At the same time, when they become the wife of a man they will care for him, work alongside him, support him in his endeavors, and act as a partner to help him support their family (as opposed to expecting him to do it all in his own). Vietnamese women are willing to work hard jobs, dirty jobs, or any job that will sport their family. I have seen women construction workers throwing stones right beside the men, women herding cattle, women driving trucks, women farmers (see pic) and of course all Americans know about the women VC that fought just as hard as them men did.
I pulled this image from google again.
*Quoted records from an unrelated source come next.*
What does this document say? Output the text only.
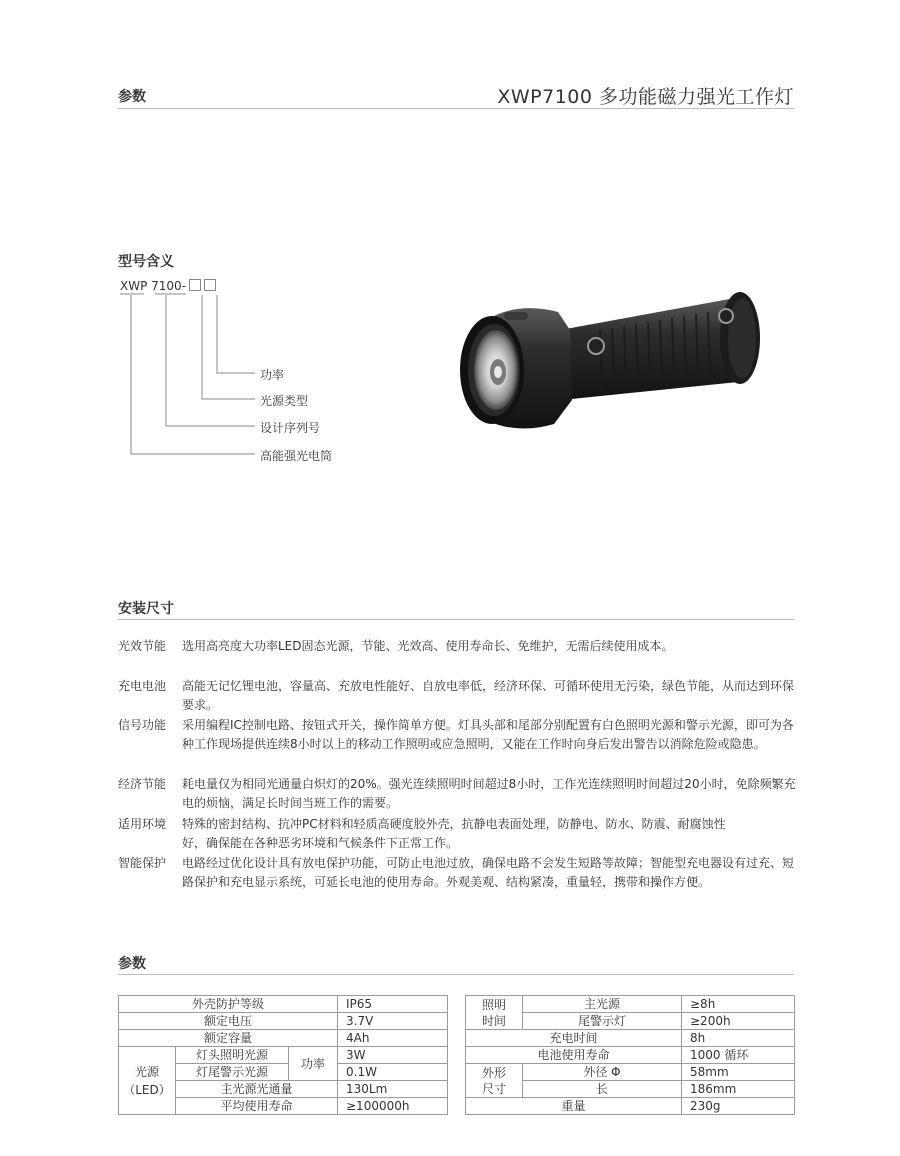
参数	XWP7100 多功能磁力强光工作灯
型号含义
XWP 7100-
功率
光源类型
设计序列号
高能强光电筒
安装尺寸
光效节能	选用高亮度大功率LED固态光源，节能、光效高、使用寿命长、免维护，无需后续使用成本。
充电电池	高能无记忆锂电池，容量高、充放电性能好、自放电率低，经济环保、可循环使用无污染，绿色节能，从而达到环保要求。
信号功能	采用编程IC控制电路、按钮式开关，操作简单方便。灯具头部和尾部分别配置有白色照明光源和警示光源，即可为各种工作现场提供连续8小时以上的移动工作照明或应急照明，又能在工作时向身后发出警告以消除危险或隐患。
经济节能	耗电量仅为相同光通量白炽灯的20%。强光连续照明时间超过8小时，工作光连续照明时间超过20小时，免除频繁充电的烦恼，满足长时间当班工作的需要。
适用环境	特殊的密封结构、抗冲PC材料和轻质高硬度胶外壳，抗静电表面处理，防静电、防水、防震、耐腐蚀性好，确保能在各种恶劣环境和气候条件下正常工作。
智能保护	电路经过优化设计具有放电保护功能，可防止电池过放，确保电路不会发生短路等故障；智能型充电器设有过充、短路保护和充电显示系统，可延长电池的使用寿命。外观美观、结构紧凑，重量轻，携带和操作方便。
参数
外壳防护等级			IP65
额定电压			3.7V
额定容量			4Ah
光源
（LED）	灯头照明光源	功率	3W
	灯尾警示光源		0.1W
	主光源光通量		130Lm
	平均使用寿命		≥100000h
照明
时间	主光源	≥8h
	尾警示灯	≥200h
充电时间		8h
电池使用寿命		1000 循环
外形
尺寸	外径 Φ	58mm
	长	186mm
重量		230g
This is backbreaking work and these women do it every season, year in and year out.
Yet there is something cultural about Vietnamese woman that other women typically don’t have. In southern Vietnam there has been a long tradition of strong women and women have historically had a more prominent role in society than in many other cultures. This could be a factor in creating such strong and robust women.
This could also be a factor in creating the dynamic that I see in Vietnamese culture, and that is the revolution of the family around the mother. It is true that children take the surname of the father, like in Western countries. However, I find it is typically the mother and her sisters to be the central core of the family. The keystone, if you will. Vietnamese women are family-centric. They will always put their family first.
Vietnamese Women are Charming and Beautiful
In my slightly biased opinion, Vietnamese women are the most beautiful women on Earth. Part of this is due to their amazing physical feature and part of it is due to their inherent charm. They are demure yet confident. Strong yet feminine. Bold yet respectful. They combine the allure of a purring cat with the prowess of a tiger. There are some 40-million Vietnamese women on Earth right now, and the 40-million men that get to marry them are the luckiest men alive.
As they say, a picture is worth a thousand words:
Vietnamese girls are witty, seductive, joyful, and clever. They enjoy dating and can be both serious or playful. At the same time they have self-respect and won’t waste their time with losers.